Desse modo, o estudante identificou o primeiro problema como a dificuldade das ACS nos cuidados relacionados à saúde bucal e o segundo como a dificuldade de esclarecer dúvidas das famílias que acompanhavam. Na ação de capacitação optou-se por encontros contendo apresentações que abordaram aspectos sobre a cavidade bucal, demonstração de como instruir higiene bucal e roda de conversa sobre dúvidas quanto a ações em grupos populacionais e linhas de cuidado.

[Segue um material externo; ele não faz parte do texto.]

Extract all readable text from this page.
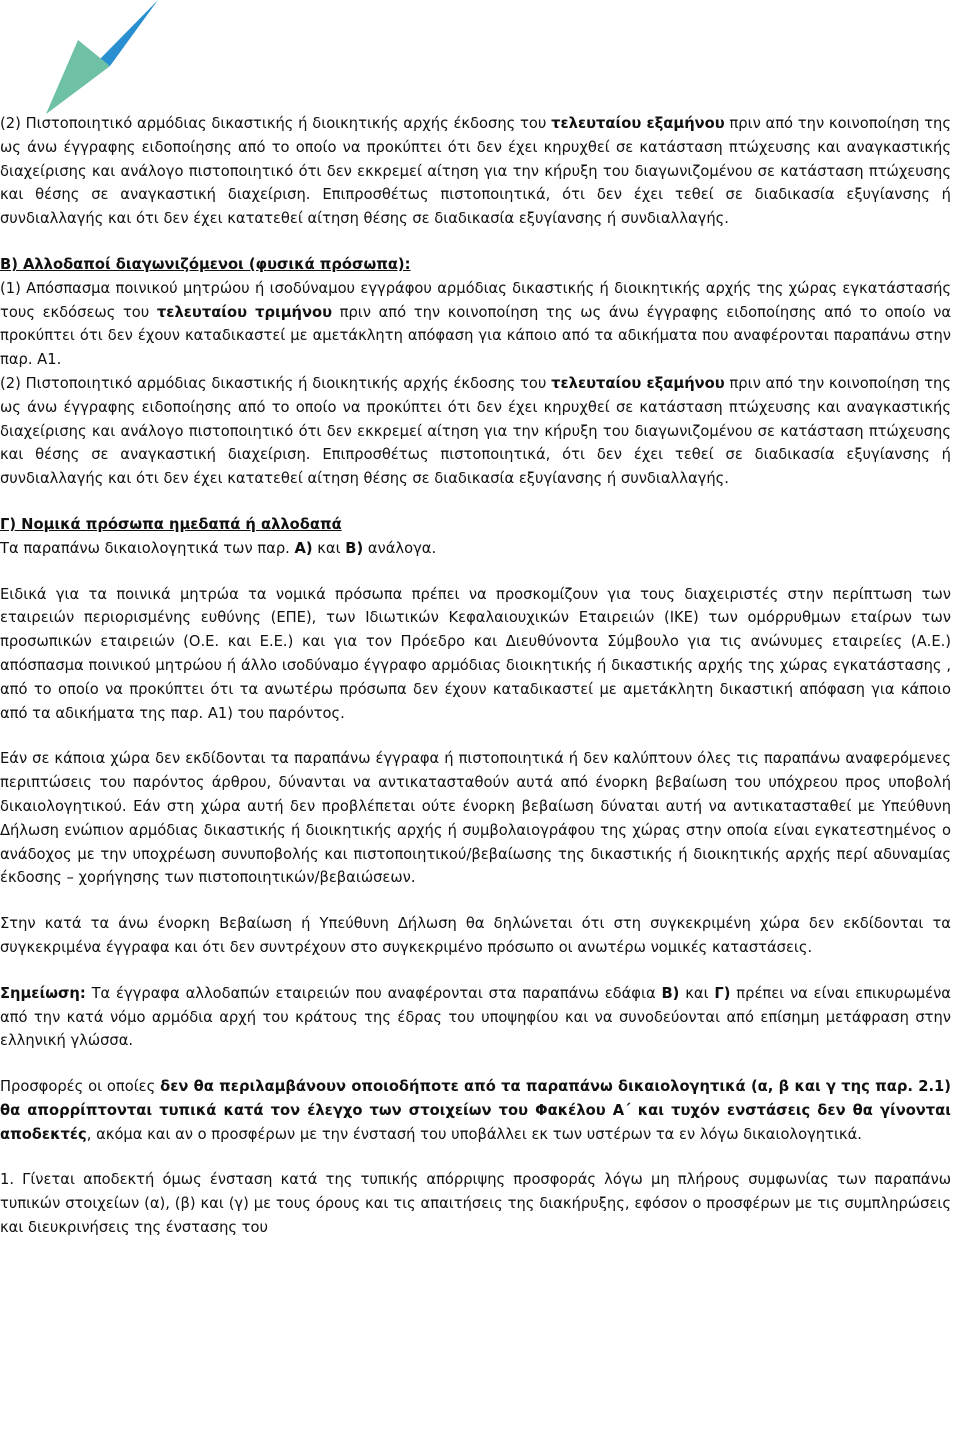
(2) Πιστοποιητικό αρμόδιας δικαστικής ή διοικητικής αρχής έκδοσης του τελευταίου εξαμήνου πριν από την κοινοποίηση της ως άνω έγγραφης ειδοποίησης από το οποίο να προκύπτει ότι δεν έχει κηρυχθεί σε κατάσταση πτώχευσης και αναγκαστικής διαχείρισης και ανάλογο πιστοποιητικό ότι δεν εκκρεμεί αίτηση για την κήρυξη του διαγωνιζομένου σε κατάσταση πτώχευσης και θέσης σε αναγκαστική διαχείριση. Επιπροσθέτως πιστοποιητικά, ότι δεν έχει τεθεί σε διαδικασία εξυγίανσης ή συνδιαλλαγής και ότι δεν έχει κατατεθεί αίτηση θέσης σε διαδικασία εξυγίανσης ή συνδιαλλαγής.

Β) Αλλοδαποί διαγωνιζόμενοι (φυσικά πρόσωπα):

(1) Απόσπασμα ποινικού μητρώου ή ισοδύναμου εγγράφου αρμόδιας δικαστικής ή διοικητικής αρχής της χώρας εγκατάστασής τους εκδόσεως του τελευταίου τριμήνου πριν από την κοινοποίηση της ως άνω έγγραφης ειδοποίησης από το οποίο να προκύπτει ότι δεν έχουν καταδικαστεί με αμετάκλητη απόφαση για κάποιο από τα αδικήματα που αναφέρονται παραπάνω στην παρ. Α1.

(2) Πιστοποιητικό αρμόδιας δικαστικής ή διοικητικής αρχής έκδοσης του τελευταίου εξαμήνου πριν από την κοινοποίηση της ως άνω έγγραφης ειδοποίησης από το οποίο να προκύπτει ότι δεν έχει κηρυχθεί σε κατάσταση πτώχευσης και αναγκαστικής διαχείρισης και ανάλογο πιστοποιητικό ότι δεν εκκρεμεί αίτηση για την κήρυξη του διαγωνιζομένου σε κατάσταση πτώχευσης και θέσης σε αναγκαστική διαχείριση. Επιπροσθέτως πιστοποιητικά, ότι δεν έχει τεθεί σε διαδικασία εξυγίανσης ή συνδιαλλαγής και ότι δεν έχει κατατεθεί αίτηση θέσης σε διαδικασία εξυγίανσης ή συνδιαλλαγής.

Γ) Νομικά πρόσωπα ημεδαπά ή αλλοδαπά

Τα παραπάνω δικαιολογητικά των παρ. Α) και Β) ανάλογα.

Ειδικά για τα ποινικά μητρώα τα νομικά πρόσωπα πρέπει να προσκομίζουν για τους διαχειριστές στην περίπτωση των εταιρειών περιορισμένης ευθύνης (ΕΠΕ), των Ιδιωτικών Κεφαλαιουχικών Εταιρειών (ΙΚΕ) των ομόρρυθμων εταίρων των προσωπικών εταιρειών (Ο.Ε. και Ε.Ε.) και για τον Πρόεδρο και Διευθύνοντα Σύμβουλο για τις ανώνυμες εταιρείες (Α.Ε.) απόσπασμα ποινικού μητρώου ή άλλο ισοδύναμο έγγραφο αρμόδιας διοικητικής ή δικαστικής αρχής της χώρας εγκατάστασης , από το οποίο να προκύπτει ότι τα ανωτέρω πρόσωπα δεν έχουν καταδικαστεί με αμετάκλητη δικαστική απόφαση για κάποιο από τα αδικήματα της παρ. Α1) του παρόντος.

Εάν σε κάποια χώρα δεν εκδίδονται τα παραπάνω έγγραφα ή πιστοποιητικά ή δεν καλύπτουν όλες τις παραπάνω αναφερόμενες περιπτώσεις του παρόντος άρθρου, δύνανται να αντικατασταθούν αυτά από ένορκη βεβαίωση του υπόχρεου προς υποβολή δικαιολογητικού. Εάν στη χώρα αυτή δεν προβλέπεται ούτε ένορκη βεβαίωση δύναται αυτή να αντικατασταθεί με Υπεύθυνη Δήλωση ενώπιον αρμόδιας δικαστικής ή διοικητικής αρχής ή συμβολαιογράφου της χώρας στην οποία είναι εγκατεστημένος ο ανάδοχος με την υποχρέωση συνυποβολής και πιστοποιητικού/βεβαίωσης της δικαστικής ή διοικητικής αρχής περί αδυναμίας έκδοσης – χορήγησης των πιστοποιητικών/βεβαιώσεων.

Στην κατά τα άνω ένορκη Βεβαίωση ή Υπεύθυνη Δήλωση θα δηλώνεται ότι στη συγκεκριμένη χώρα δεν εκδίδονται τα συγκεκριμένα έγγραφα και ότι δεν συντρέχουν στο συγκεκριμένο πρόσωπο οι ανωτέρω νομικές καταστάσεις.

Σημείωση: Τα έγγραφα αλλοδαπών εταιρειών που αναφέρονται στα παραπάνω εδάφια Β) και Γ) πρέπει να είναι επικυρωμένα από την κατά νόμο αρμόδια αρχή του κράτους της έδρας του υποψηφίου και να συνοδεύονται από επίσημη μετάφραση στην ελληνική γλώσσα.

Προσφορές οι οποίες δεν θα περιλαμβάνουν οποιοδήποτε από τα παραπάνω δικαιολογητικά (α, β και γ της παρ. 2.1) θα απορρίπτονται τυπικά κατά τον έλεγχο των στοιχείων του Φακέλου Α΄ και τυχόν ενστάσεις δεν θα γίνονται αποδεκτές, ακόμα και αν ο προσφέρων με την ένστασή του υποβάλλει εκ των υστέρων τα εν λόγω δικαιολογητικά.

1. Γίνεται αποδεκτή όμως ένσταση κατά της τυπικής απόρριψης προσφοράς λόγω μη πλήρους συμφωνίας των παραπάνω τυπικών στοιχείων (α), (β) και (γ) με τους όρους και τις απαιτήσεις της διακήρυξης, εφόσον ο προσφέρων με τις συμπληρώσεις και διευκρινήσεις της ένστασης του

De maneira operacional, estabeleceram-se dois encontros de quatro horas cada um, em que os ACS receberam um portfólio elaborado pela equipe de Saúde Bucal da UBS, como material base e por meio do qual poderia haver interatividade com a apresentação, demonstrações práticas e visuais em exame clínico realizado em um dos integrantes da equipe. Foram abordadas questões diversas de saúde bucal, as quais foram coletadas pelas ACS em grupos populacionais de diferentes condições e/ou morbidades, como gestantes, diabéticos, tabagistas, dentre outros, com a possibilidade de contatos de acordo com a demanda de dúvidas e nível de interesse do grupo.

Para os encontros utilizou-se uma sala de reuniões da unidade e um televisor grande para apresentação de diapositivos. Organizaram-se as cadeiras em semicírculo e, ao centro, foram disponibilizados café, chá e bolos, para descontração da atividade. Estes pequenos detalhes tornam o ambiente mais acolhedor, para que aquele encontro não fosse armazenado na memória dos ACS como algo cansativo ou intimidador, assim como permitir que se sentissem à vontade para expor suas dúvidas e experiências.

Na percepção do aluno a experiência efetiva pode ser estruturada em momentos. Na percepção do aluno houve interesse dos ACS em prosseguir com mais encontros. Foi tão enriquecedor para a equipe que, mesmo após o término do estágio, o espaço de construção de conhecimento foi instituído na unidade. No segundo encontro manteve-se o interesse dos ACS, superando as expectativas do aluno tanto na interação durante a capacitação como na continuidade para a realização de um terceiro encontro.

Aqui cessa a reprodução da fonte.